Un simple courrier, signé par un seul juge et sans justification: c'est ainsi que la Cour européenne des droits de l'homme (CEDH) a déclaré irrecevable la requête introduite en 2015 par 146 maires et adjoints au maire refusant de célébrer des mariages entre personnes de même sexe. La presse a d'ailleurs été informée de cette décision avant même les requérants, ce qui montre bien le caractère politique de la décision en elle-même.

Ces maires ne prétendaient pourtant pas empêcher de tels mariages dans leur commune, ils demandaient seulement à ne pas être contraints de les célébrer eux-mêmes, sachant que tout élu municipal, et même le préfet, peut célébrer les mariages. C'est donc leur conviction elle-même quant à la nature du mariage qui est condamnée.

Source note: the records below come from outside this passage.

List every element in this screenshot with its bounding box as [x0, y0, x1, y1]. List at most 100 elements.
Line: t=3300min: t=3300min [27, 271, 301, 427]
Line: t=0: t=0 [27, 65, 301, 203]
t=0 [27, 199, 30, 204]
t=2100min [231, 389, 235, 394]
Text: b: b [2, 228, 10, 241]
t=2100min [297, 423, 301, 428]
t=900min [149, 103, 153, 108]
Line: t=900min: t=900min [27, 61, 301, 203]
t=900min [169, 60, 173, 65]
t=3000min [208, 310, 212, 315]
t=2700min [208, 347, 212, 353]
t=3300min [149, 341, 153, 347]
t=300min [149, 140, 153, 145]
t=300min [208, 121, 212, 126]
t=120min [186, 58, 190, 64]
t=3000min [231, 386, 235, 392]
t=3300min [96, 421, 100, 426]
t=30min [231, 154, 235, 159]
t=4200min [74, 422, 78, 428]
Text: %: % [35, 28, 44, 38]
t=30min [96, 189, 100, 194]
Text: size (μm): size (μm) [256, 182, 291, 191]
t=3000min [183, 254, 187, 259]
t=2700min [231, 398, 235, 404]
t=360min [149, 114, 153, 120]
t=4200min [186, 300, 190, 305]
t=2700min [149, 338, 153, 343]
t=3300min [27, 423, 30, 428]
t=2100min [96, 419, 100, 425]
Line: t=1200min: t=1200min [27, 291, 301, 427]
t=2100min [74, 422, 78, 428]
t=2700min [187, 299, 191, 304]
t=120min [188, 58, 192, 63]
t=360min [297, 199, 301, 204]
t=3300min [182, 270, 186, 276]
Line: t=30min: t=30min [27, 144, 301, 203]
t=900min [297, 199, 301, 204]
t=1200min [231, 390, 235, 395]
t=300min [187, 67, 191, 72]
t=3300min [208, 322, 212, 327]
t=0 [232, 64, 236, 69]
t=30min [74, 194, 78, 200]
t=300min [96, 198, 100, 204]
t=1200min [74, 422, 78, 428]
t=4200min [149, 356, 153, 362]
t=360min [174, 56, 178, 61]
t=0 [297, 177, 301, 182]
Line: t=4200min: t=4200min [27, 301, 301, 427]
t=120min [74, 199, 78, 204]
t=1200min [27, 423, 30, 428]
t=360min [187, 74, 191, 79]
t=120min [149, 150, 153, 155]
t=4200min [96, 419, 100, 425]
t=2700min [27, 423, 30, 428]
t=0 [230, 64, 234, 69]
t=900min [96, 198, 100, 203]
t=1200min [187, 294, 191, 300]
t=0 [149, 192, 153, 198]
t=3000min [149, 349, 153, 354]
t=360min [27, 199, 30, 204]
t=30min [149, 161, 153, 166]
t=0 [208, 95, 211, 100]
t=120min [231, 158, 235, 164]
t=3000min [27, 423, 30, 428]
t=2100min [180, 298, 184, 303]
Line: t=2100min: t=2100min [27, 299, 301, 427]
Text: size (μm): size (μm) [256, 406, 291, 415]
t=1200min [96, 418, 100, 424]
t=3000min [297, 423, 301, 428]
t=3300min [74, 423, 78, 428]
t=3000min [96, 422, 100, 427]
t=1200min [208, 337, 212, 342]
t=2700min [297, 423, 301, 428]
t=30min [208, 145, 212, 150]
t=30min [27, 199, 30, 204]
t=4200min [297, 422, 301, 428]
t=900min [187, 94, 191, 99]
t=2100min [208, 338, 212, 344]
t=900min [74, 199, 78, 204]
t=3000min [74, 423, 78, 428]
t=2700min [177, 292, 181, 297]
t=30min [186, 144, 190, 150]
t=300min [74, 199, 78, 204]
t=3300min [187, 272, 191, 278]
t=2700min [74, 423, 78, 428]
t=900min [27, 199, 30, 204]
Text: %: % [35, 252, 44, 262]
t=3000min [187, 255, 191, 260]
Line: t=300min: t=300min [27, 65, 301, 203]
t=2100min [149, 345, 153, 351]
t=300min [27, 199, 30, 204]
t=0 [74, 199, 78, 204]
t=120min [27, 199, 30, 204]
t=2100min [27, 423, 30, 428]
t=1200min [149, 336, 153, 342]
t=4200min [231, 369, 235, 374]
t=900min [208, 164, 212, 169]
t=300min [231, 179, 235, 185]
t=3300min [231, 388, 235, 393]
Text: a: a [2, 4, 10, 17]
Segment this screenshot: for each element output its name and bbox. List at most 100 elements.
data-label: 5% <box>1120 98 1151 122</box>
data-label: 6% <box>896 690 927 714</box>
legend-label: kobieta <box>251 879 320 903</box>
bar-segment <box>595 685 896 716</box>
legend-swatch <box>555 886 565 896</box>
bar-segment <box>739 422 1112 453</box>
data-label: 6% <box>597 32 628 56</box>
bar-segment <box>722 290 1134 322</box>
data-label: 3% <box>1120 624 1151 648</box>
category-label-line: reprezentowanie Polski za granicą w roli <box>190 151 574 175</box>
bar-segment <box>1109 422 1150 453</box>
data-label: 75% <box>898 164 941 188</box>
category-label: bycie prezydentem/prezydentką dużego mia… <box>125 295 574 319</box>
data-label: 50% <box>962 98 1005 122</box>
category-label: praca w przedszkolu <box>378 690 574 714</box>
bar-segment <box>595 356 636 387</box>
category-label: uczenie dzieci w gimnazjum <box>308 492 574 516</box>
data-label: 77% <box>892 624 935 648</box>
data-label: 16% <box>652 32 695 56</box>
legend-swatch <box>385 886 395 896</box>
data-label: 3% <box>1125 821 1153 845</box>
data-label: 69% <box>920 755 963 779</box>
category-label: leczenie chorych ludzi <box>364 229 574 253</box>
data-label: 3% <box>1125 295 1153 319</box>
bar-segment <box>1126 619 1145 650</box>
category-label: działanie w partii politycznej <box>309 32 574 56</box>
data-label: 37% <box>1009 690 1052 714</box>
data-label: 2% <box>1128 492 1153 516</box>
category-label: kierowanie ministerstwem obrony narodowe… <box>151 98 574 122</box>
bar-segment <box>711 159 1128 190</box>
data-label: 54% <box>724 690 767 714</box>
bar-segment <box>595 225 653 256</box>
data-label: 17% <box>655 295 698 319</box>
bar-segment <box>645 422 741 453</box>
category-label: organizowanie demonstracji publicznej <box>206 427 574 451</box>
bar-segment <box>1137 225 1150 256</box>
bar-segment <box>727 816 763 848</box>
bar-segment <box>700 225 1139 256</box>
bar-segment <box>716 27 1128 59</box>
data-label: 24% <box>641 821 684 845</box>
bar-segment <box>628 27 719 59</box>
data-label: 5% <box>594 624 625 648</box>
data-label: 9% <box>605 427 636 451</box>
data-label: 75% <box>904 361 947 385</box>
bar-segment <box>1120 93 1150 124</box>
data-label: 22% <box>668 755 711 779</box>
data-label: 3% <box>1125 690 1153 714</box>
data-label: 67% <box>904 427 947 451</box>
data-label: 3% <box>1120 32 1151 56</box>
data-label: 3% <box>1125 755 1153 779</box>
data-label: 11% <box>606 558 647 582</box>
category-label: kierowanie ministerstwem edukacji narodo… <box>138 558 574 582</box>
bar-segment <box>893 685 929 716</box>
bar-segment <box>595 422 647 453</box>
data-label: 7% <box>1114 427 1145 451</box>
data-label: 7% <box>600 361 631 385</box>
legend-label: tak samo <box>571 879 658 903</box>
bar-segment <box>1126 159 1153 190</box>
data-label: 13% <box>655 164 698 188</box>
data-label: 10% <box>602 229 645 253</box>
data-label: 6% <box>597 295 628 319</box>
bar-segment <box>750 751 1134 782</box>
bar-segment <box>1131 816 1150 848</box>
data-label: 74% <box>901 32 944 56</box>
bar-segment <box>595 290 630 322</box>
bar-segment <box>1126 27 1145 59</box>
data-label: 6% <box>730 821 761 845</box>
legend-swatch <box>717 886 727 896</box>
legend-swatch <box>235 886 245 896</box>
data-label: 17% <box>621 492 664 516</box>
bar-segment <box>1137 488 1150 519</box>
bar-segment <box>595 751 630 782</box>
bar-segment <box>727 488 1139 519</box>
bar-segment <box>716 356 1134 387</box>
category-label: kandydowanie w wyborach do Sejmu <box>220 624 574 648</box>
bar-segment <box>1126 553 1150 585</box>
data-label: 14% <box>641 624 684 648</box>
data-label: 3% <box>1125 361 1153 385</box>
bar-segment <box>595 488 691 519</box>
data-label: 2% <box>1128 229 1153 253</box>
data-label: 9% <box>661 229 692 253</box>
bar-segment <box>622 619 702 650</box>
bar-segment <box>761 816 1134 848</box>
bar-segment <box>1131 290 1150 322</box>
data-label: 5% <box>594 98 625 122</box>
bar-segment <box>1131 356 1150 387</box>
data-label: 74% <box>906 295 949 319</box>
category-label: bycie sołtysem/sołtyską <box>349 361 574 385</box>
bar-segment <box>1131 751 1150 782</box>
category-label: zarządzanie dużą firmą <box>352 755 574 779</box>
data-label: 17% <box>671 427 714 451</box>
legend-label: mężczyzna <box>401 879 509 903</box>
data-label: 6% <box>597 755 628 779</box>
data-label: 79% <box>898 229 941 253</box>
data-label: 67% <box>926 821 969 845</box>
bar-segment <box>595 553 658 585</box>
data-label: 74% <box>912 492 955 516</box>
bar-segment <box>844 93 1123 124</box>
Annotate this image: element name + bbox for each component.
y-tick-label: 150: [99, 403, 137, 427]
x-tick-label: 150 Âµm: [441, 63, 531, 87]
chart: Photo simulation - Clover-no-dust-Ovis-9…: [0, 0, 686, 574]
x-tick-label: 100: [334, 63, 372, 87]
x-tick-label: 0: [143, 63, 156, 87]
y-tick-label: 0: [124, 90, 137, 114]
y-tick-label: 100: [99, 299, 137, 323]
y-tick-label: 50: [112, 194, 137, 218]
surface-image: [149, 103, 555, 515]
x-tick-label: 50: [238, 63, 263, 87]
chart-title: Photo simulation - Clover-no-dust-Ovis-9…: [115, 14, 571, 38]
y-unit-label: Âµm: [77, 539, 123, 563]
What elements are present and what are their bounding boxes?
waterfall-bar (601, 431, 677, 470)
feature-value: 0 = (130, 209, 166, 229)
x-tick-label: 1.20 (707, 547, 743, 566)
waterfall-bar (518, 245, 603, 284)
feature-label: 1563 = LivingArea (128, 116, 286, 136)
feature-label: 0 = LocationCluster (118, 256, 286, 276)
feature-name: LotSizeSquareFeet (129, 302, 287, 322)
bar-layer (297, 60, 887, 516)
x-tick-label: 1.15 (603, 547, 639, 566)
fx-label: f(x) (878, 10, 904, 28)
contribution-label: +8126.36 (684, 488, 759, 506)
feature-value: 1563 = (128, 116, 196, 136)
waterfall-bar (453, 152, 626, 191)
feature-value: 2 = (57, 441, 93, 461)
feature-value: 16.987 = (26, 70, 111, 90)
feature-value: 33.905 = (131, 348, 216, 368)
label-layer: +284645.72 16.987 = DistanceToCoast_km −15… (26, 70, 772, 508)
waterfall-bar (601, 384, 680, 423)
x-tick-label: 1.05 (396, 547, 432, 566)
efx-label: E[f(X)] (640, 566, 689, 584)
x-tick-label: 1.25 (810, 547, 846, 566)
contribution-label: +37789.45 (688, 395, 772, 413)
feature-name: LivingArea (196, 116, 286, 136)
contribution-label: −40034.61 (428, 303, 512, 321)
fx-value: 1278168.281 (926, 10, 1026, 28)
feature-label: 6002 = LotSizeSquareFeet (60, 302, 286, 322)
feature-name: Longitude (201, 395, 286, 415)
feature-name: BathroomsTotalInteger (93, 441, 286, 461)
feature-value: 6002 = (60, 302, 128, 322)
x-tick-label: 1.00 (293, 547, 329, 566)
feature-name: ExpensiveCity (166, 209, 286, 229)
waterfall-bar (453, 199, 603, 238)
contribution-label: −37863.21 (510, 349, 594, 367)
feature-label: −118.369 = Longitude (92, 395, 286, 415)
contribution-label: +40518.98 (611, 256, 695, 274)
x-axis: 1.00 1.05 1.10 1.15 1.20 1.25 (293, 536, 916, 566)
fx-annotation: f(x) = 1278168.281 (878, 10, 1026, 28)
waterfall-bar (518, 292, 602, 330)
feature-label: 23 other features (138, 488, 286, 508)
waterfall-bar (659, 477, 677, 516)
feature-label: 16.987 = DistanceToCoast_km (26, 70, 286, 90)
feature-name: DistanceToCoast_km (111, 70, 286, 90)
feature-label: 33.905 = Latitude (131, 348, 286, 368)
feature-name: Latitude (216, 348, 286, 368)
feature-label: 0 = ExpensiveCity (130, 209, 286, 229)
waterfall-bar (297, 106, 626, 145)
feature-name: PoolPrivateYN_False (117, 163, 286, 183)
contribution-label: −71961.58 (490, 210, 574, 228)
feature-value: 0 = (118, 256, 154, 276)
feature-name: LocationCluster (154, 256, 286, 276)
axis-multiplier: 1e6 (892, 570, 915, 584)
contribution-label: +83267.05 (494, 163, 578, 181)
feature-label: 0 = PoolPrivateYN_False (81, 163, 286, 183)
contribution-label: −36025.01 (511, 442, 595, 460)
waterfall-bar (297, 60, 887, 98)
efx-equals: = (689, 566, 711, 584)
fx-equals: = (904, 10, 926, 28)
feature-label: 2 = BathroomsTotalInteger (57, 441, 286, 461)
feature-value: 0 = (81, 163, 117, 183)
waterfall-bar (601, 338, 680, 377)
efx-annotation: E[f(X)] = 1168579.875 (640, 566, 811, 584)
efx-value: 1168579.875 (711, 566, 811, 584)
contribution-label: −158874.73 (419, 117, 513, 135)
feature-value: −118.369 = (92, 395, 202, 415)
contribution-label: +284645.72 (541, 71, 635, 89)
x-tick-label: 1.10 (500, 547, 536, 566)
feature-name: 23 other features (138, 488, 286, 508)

Ce jugement expéditif et arbitraire est d'autant plus révoltant que plus de 20 000 élus municipaux français, dont de nombreux maires, se sont déclarés opposés à la célébration de mariages entre personnes de même sexe. Ils n'ont plus qu'à démissionner ou à attendre d'être condamnés à des peines pouvant aller jusqu'à cinq ans d'emprisonnement et 75 000 euros d'amende. Ils sont ainsi jetés en pâture aux associations LGBT qui pourront les poursuivre en justice et leur faire payer, au sens propre, leurs convictions.